Kataegis

Kataegis (from the Greek for “thunderstorm”) is a phenomenon of localized hypermutation discovered by Nik-Zainal et al. (2012) in their whole-genome analysis of 21 breast cancers.

Defining Features

Kataegis is characterized by:

  • Clusters of C>T and C>G substitutions at TpC dinucleotides (the canonical APOBEC-mutagenesis motif)
  • Colocalization with sites of somatic structural rearrangement (breakpoints)
  • Spatial restriction: most kataegic foci span a few kilobases
  • Variable presence across tumors: some cancers show multiple kataegic events, others none

Mechanistic Inference

The tight colocalization with rearrangement breakpoints suggests a mechanistic coupling between DNA breakage and localized hypermutation. Nik-Zainal et al. (2012) proposed the model: single-stranded DNA generated during resection at rearrangement breakpoints serves as a substrate for APOBEC cytidine deaminases. APOBEC enzymes cannot act on double-stranded DNA. The break is necessary because resection exposes the ssDNA they require.

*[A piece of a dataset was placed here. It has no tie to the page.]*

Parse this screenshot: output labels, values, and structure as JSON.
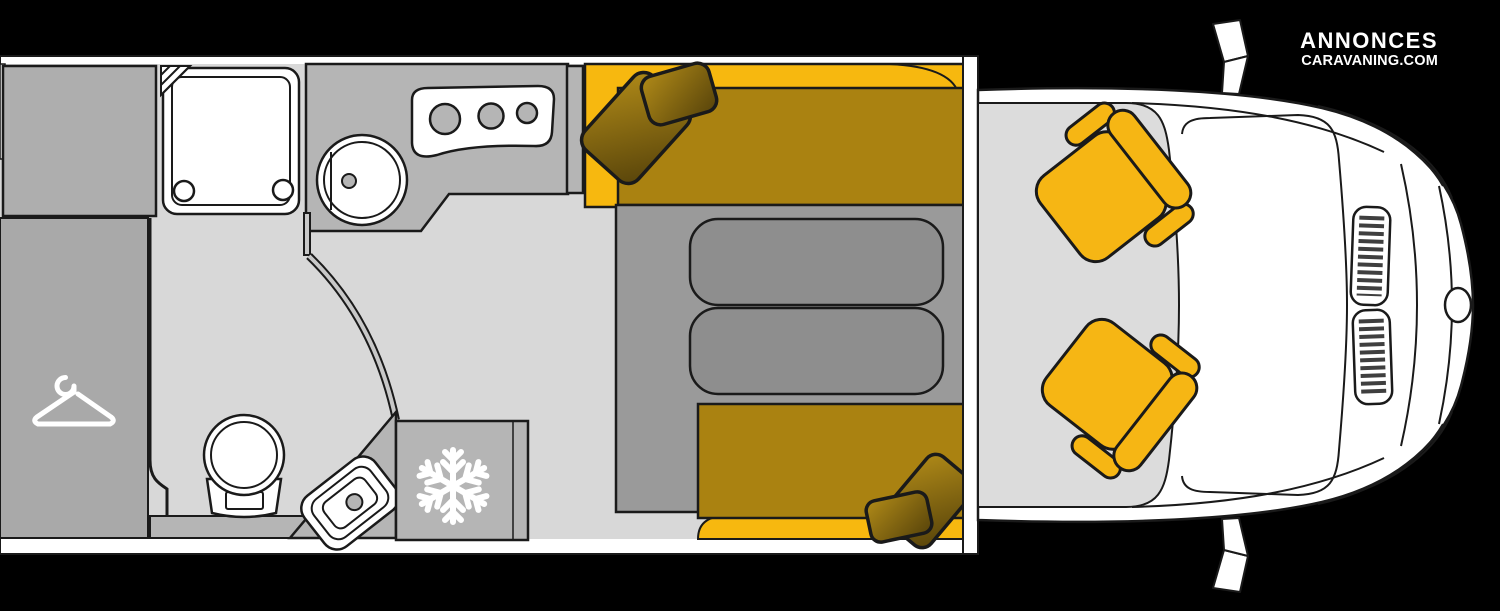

At the time of discovery, APOBEC involvement was inferred from the TpC mutational pattern — not directly demonstrated. Petljak et al. (2022) later provided direct causal evidence, identifying APOBEC3A as the primary driver of somatic APOBEC mutagenesis in cancer cells.

Enzymatic Chemistry

The AID/APOBEC family (Conticello, 2008) belongs to the zinc-dependent deaminase superfamily. The catalytic mechanism: a zinc-activated water molecule attacks carbon 4 of cytidine, with a nearby glutamate acting as proton donor, converting cytidine to uridine (C→U). The catalytic core is defined by the H[AV]E-x[24-36]-PCxxC motif, which coordinates the zinc atom. APOBEC enzymes preferentially target cytosine at TpC dinucleotide motifs on single-stranded DNA (Nik-Zainal et al., 2012).

Two Mutational Outcomes

Once uracil sits on DNA, two paths determine the final mutation type (Nik-Zainal et al., 2012):

  1. Replication across uracil → C>T transition. If uracil persists until DNA replication, the replicative polymerase reads uracil as thymine and inserts adenine on the complementary strand. The result is a C:G → T:A transition.

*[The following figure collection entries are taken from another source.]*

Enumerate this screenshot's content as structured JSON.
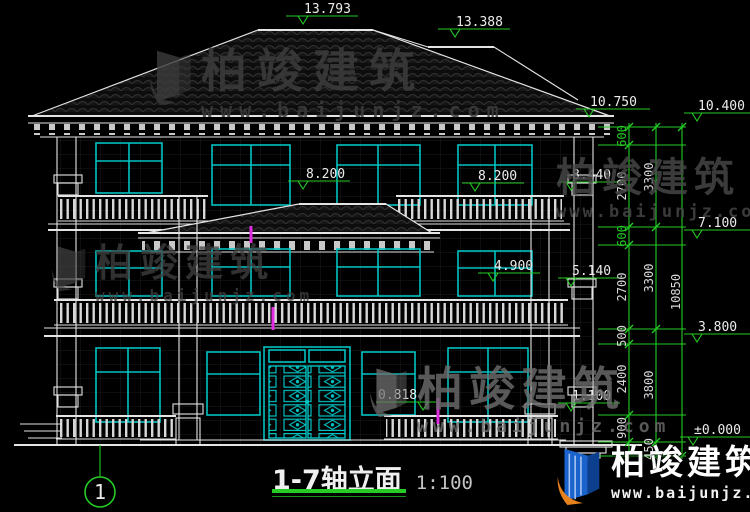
{
  "title": {
    "name": "1-7轴立面",
    "scale": "1:100"
  },
  "axis": {
    "label": "1"
  },
  "levels": {
    "ridge_main": "13.793",
    "ridge_wing": "13.388",
    "eave_top": "10.750",
    "eave_bottom": "10.400",
    "f3_parapet": "8.440",
    "f3_rail_left": "8.200",
    "f3_rail_right": "8.200",
    "canopy_eave": "7.100",
    "f2_parapet": "5.140",
    "f2_rail": "4.900",
    "f2_slab": "3.800",
    "f1_rail": "1.100",
    "porch": "0.818",
    "ground": "±0.000"
  },
  "dimensions": {
    "chain_inner": [
      "600",
      "2700",
      "600",
      "2700",
      "500",
      "2400",
      "900"
    ],
    "chain_mid": [
      "3300",
      "3300",
      "3800",
      "450"
    ],
    "chain_outer": [
      "10850"
    ]
  },
  "watermark": {
    "brand": "柏竣建筑",
    "url": "www.baijunjz.com"
  },
  "colors": {
    "line": "#e4e4e4",
    "window": "#00c2c2",
    "dimension": "#25cc25",
    "magenta": "#e02ce0",
    "wmgray": "#454545",
    "wmlight": "#6f6f6f",
    "logo_blue": "#1a63cc",
    "logo_orange": "#e8821e"
  }
}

  2. UNG excision → abasic site → C>G transversion. Uracil DNA glycosylase (UNG) recognizes uracil in DNA as foreign and excises it, creating an abasic site. Translesion synthesis polymerases (primarily REV1) bypass the abasic site, often inserting cytosine opposite the gap. The result is a C:G → G:C transversion.

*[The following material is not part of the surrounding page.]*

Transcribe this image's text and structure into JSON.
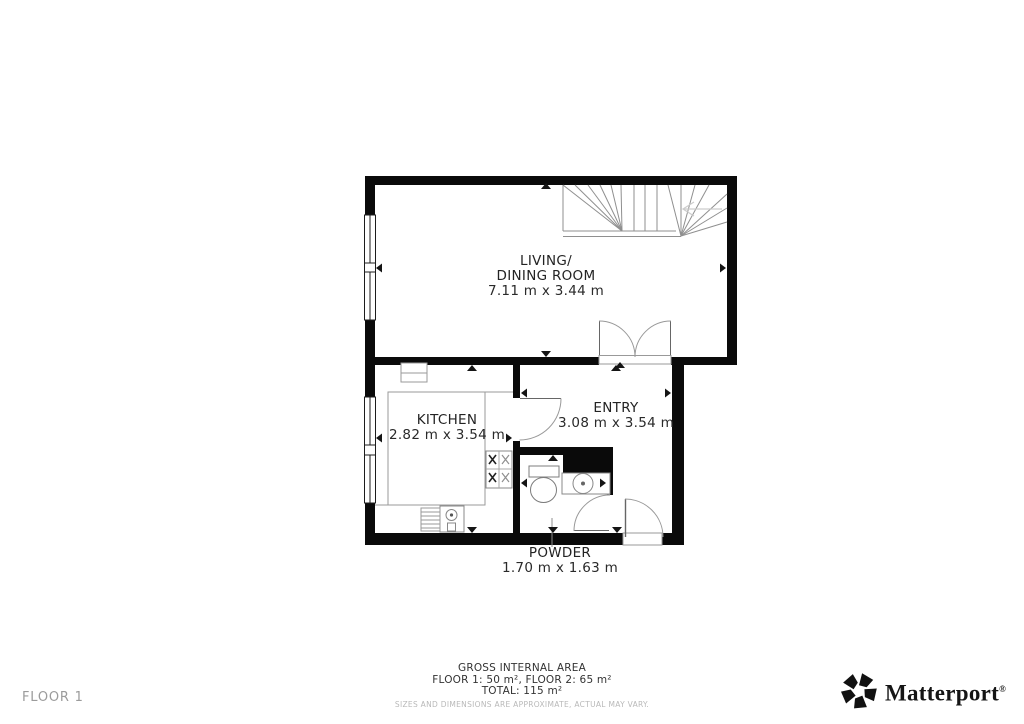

The balance between these two fates — replication bypass vs. UNG excision — determines the relative abundance of C>T and C>G mutations at a kataegic focus. This balance shapes the distinction between the two APOBEC-associated signatures: SBS2 (C>T dominant) and SBS13 (C>G dominant).

Significance

Kataegis demonstrates that mutational processes can be spatially and temporally heterogeneous within a single genome — not all regions experience the same mutational forces.

Spatial. Most kataegic foci span a few kilobases flanking the rearrangement breakpoint. The clustering is tight because the ssDNA substrate is available only where resection has exposed it.

Temporal. All mutations in a kataegic focus arise simultaneously with the rearrangement — not one-by-one over time. This violates the assumption underlying the molecular-clock: that passenger mutations accumulate independently and gradually. A kataegic event deposits hundreds of mutations at once in a single genomic region. Treating that burst as gradual accumulation would distort phylogenetic branch-length estimates. The mutations are temporally clustered — they share a single causative event, not a long accumulation history. This has implications for subclonal-reconstruction, which must distinguish between mutations acquired gradually and those acquired in a single catastrophic burst.

Asexual Evolution and Linked Mutations

Cancer cells reproduce clonally through mitosis. There is no recombination. Beneficial mutations stay permanently linked to the genome they arose in — the entire genome hitchhikes along with any driver event (McGranahan & Swanton, 2017). This is the population-genetic definition of asexual evolution: no segregation, no independent assortment, no meiotic shuffling.

Kataegis is the linked-genome principle at micro-scale. A single rearrangement event deposits hundreds of temporally clustered mutations within a few kilobases. Those mutations are physically adjacent on the same chromosome. They will never be separated. They travel together for the lifetime of that lineage. The kataegic focus is not just a mutational cluster — it is a permanently linked haplotype generated in a single catastrophic event.

This has a practical consequence for subclonal-reconstruction: kataegic mutations cannot be treated as independent phylogenetic markers. They share a single causative event. A phylogenetic method that weights each mutation equally would overweight a kataegic focus relative to the same number of mutations scattered across the genome, because the scattered mutations represent independent evolutionary time while the kataegic mutations represent a single moment.